Denis Skopin says that in universities, “instructors who are least competent are usually put on such courses,” and students who do not need or are not interested in ideology classes will have to be coerced into attending lectures. “And so this unnecessary course will be delegated to the least qualified people, who will take on these courses because they are not given anything else and they don’t know how to do anything else,” the philosopher sighs.
Yan Levchenko concludes that Russian universities have not been able to adopt modern, humanistic, and effective forms of higher education.
“Students spend a lot of time at the university, they simply wear out their clothes there,” he says. “Either they wander the halls, skip something, because sitting in the university for six lectures — well, it’s just ridiculous, it’s impossible. But they already spend a lot of time at the university in a completely meaningless way, like spiders in a jar. Therefore, from the administration’s point of view, if they have, for example, not six classes but seven — what’s the difference? And the student self-government will immediately vote and say how great it is that such a course has appeared. And they will also post stories on Instagram about how cool it is.”

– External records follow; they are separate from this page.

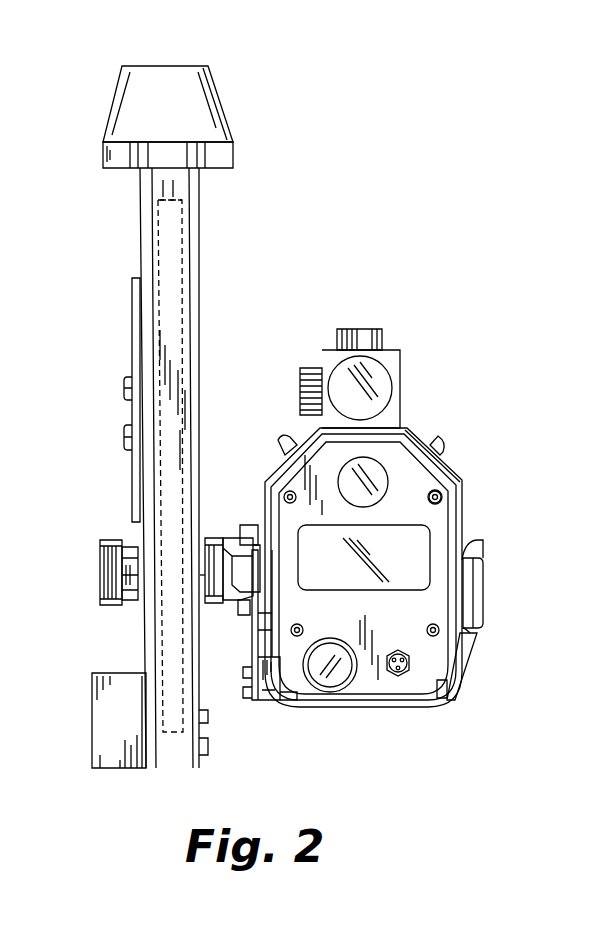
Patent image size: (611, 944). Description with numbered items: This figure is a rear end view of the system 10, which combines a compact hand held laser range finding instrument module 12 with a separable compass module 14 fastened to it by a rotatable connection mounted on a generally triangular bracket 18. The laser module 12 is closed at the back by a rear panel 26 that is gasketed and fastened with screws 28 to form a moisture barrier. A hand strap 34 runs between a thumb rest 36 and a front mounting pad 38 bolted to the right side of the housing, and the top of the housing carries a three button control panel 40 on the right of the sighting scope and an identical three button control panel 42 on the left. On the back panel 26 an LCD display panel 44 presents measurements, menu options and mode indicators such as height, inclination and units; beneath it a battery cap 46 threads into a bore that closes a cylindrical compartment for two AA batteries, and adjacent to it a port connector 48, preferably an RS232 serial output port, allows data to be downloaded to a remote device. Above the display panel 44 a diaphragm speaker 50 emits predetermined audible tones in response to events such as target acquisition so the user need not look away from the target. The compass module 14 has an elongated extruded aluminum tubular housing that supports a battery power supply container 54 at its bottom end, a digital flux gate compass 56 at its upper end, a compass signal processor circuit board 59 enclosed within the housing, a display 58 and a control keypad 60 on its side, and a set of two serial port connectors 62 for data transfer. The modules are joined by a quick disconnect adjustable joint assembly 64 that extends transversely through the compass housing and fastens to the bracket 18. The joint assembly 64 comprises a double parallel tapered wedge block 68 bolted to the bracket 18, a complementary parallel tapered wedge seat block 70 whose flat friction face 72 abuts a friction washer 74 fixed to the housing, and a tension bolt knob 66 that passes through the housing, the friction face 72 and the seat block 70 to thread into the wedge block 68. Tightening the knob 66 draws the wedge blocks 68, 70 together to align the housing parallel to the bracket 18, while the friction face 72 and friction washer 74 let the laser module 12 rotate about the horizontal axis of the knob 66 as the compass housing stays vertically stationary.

The system 10 is at (358, 200).
The laser range finding instrument module 12 is at (406, 425).
The compass module 14 is at (201, 232).
The triangular bracket 18 is at (258, 700).
The rear panel 26 is at (418, 470).
The screws 28 is at (441, 497).
The hand strap 34 is at (484, 615).
The thumb rest 36 is at (265, 548).
The front mounting pad 38 is at (282, 700).
The three button control panel 40 is at (436, 440).
The three button control panel 42 is at (278, 442).
The LCD display panel 44 is at (410, 572).
The battery cap 46 is at (330, 672).
The port connector 48 is at (398, 672).
The diaphragm speaker 50 is at (348, 475).
The battery power supply container 54 is at (103, 748).
The digital flux gate compass 56 is at (200, 100).
The display 58 is at (132, 280).
The compass signal processor circuit board 59 is at (160, 212).
The control keypad 60 is at (124, 412).
The serial port connectors 62 is at (215, 728).
The adjustable joint assembly 64 is at (219, 535).
The tension bolt knob 66 is at (103, 545).
The double parallel tapered wedge block 68 is at (245, 538).
The parallel tapered wedge seat block 70 is at (222, 600).
The flat friction face 72 is at (207, 575).
The friction washer 74 is at (206, 540).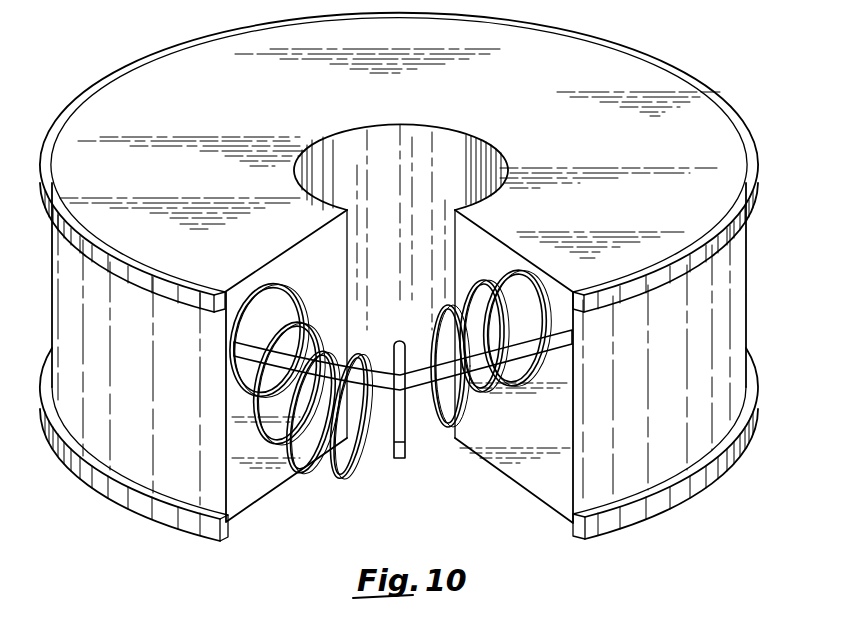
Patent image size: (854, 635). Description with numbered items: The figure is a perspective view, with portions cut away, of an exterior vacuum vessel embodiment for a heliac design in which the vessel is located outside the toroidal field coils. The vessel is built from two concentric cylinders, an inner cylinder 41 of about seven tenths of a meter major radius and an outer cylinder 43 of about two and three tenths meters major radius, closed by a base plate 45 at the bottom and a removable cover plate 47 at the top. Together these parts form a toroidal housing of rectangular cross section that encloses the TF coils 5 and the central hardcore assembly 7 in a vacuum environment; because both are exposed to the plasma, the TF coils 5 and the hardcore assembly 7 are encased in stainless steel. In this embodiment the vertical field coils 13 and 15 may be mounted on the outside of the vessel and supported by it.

The TF coils 5 is at (343, 480).
The central hardcore assembly 7 is at (417, 391).
The vertical field coil 13 is at (759, 186).
The vertical field coil 15 is at (690, 488).
The inner concentric cylinder 41 is at (396, 182).
The outer concentric cylinder 43 is at (193, 371).
The base plate 45 is at (537, 437).
The removable cover plate 47 is at (566, 137).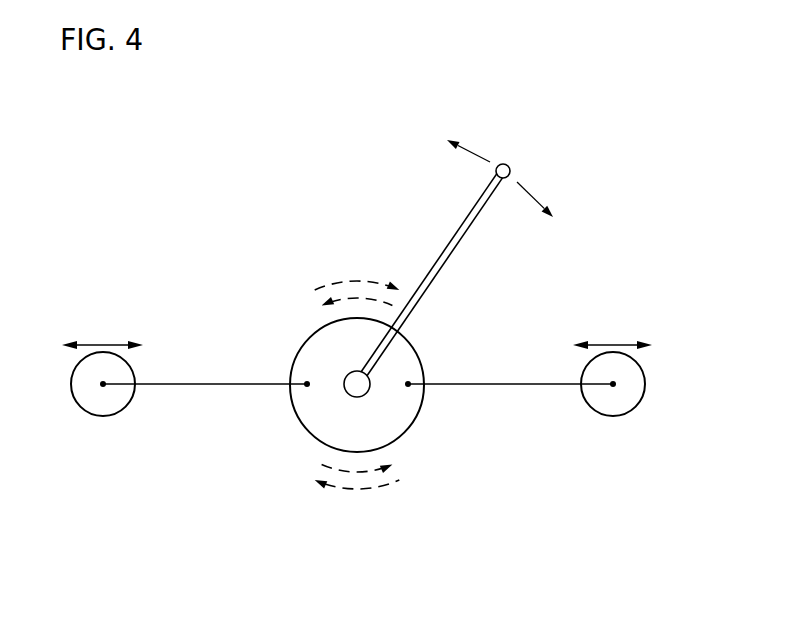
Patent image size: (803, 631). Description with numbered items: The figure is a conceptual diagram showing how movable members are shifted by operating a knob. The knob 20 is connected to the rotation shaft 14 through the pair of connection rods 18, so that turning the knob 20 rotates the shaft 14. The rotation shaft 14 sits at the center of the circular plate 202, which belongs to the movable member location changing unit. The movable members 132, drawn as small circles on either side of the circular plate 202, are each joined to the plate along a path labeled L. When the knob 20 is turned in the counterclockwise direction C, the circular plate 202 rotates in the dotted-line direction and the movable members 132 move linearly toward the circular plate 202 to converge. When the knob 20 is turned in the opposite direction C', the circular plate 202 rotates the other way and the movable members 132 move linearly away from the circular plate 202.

The rotation shaft 14 is at (357, 383).
The connection rods 18 is at (447, 253).
The knob 20 is at (504, 164).
The movable members 132 is at (103, 417).
The circular plate 202 is at (323, 418).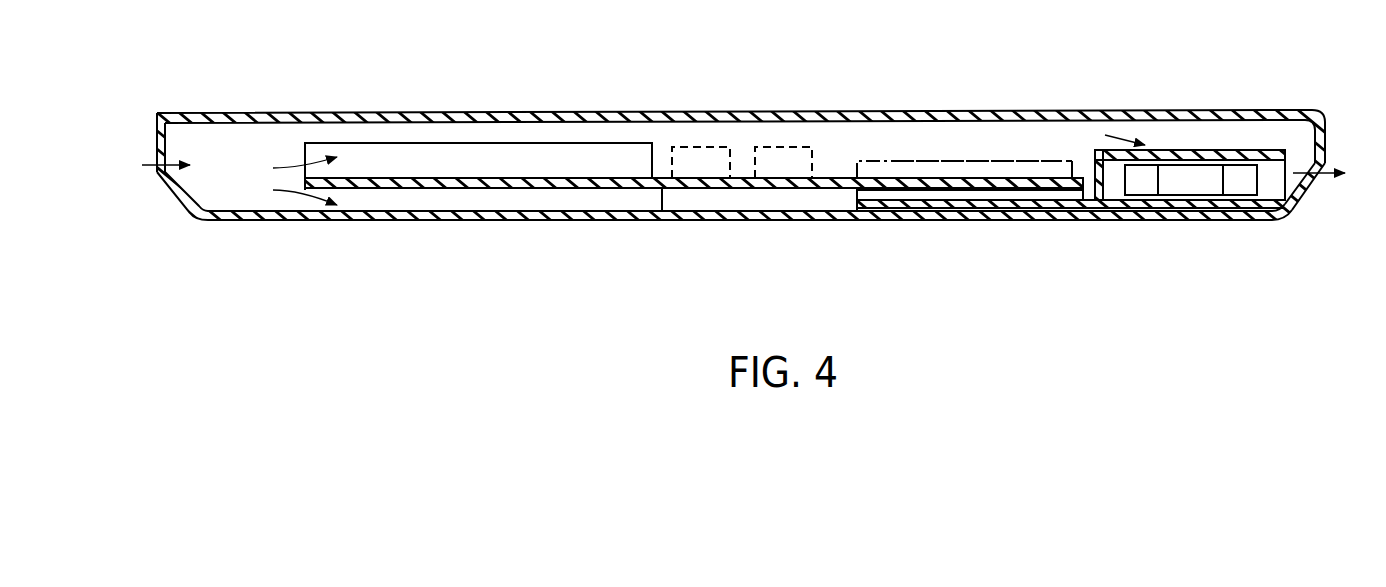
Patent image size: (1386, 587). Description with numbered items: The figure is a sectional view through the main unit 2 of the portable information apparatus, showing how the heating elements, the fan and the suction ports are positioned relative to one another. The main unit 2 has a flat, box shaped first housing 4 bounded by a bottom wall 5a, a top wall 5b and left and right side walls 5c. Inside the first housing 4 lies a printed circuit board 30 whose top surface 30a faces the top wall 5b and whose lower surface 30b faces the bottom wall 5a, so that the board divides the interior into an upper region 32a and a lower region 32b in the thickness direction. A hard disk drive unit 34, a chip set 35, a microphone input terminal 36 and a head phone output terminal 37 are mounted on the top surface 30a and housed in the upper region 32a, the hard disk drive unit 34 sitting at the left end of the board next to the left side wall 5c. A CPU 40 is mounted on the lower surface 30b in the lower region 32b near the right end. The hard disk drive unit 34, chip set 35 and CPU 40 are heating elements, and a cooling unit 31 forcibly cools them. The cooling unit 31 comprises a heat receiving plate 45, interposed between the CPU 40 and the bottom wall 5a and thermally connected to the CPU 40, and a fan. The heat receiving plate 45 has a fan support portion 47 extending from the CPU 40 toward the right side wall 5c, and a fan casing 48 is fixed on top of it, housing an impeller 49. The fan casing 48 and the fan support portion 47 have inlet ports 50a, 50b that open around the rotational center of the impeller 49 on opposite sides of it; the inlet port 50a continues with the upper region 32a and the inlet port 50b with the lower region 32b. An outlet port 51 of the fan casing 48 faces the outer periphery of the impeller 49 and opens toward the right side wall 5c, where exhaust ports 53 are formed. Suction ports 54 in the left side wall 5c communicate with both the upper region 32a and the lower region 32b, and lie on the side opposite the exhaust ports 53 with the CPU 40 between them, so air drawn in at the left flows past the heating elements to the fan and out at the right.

Regarding the financing of the new course, Elvira Symanuk, the director of Ural Federal University, did not provide an answer, stating that it was “not within her competence.” “I know what grant it is, but I have no authority to speak about it,” she said and advised contacting the accounting department. The university did not respond to Mediazona’s official request for information on the funding of the new course.
As of the time of publication, the Ministry of Science and Higher Education, to which Mediazona twice sent a request for information on the funding of the new course, had not provided a response.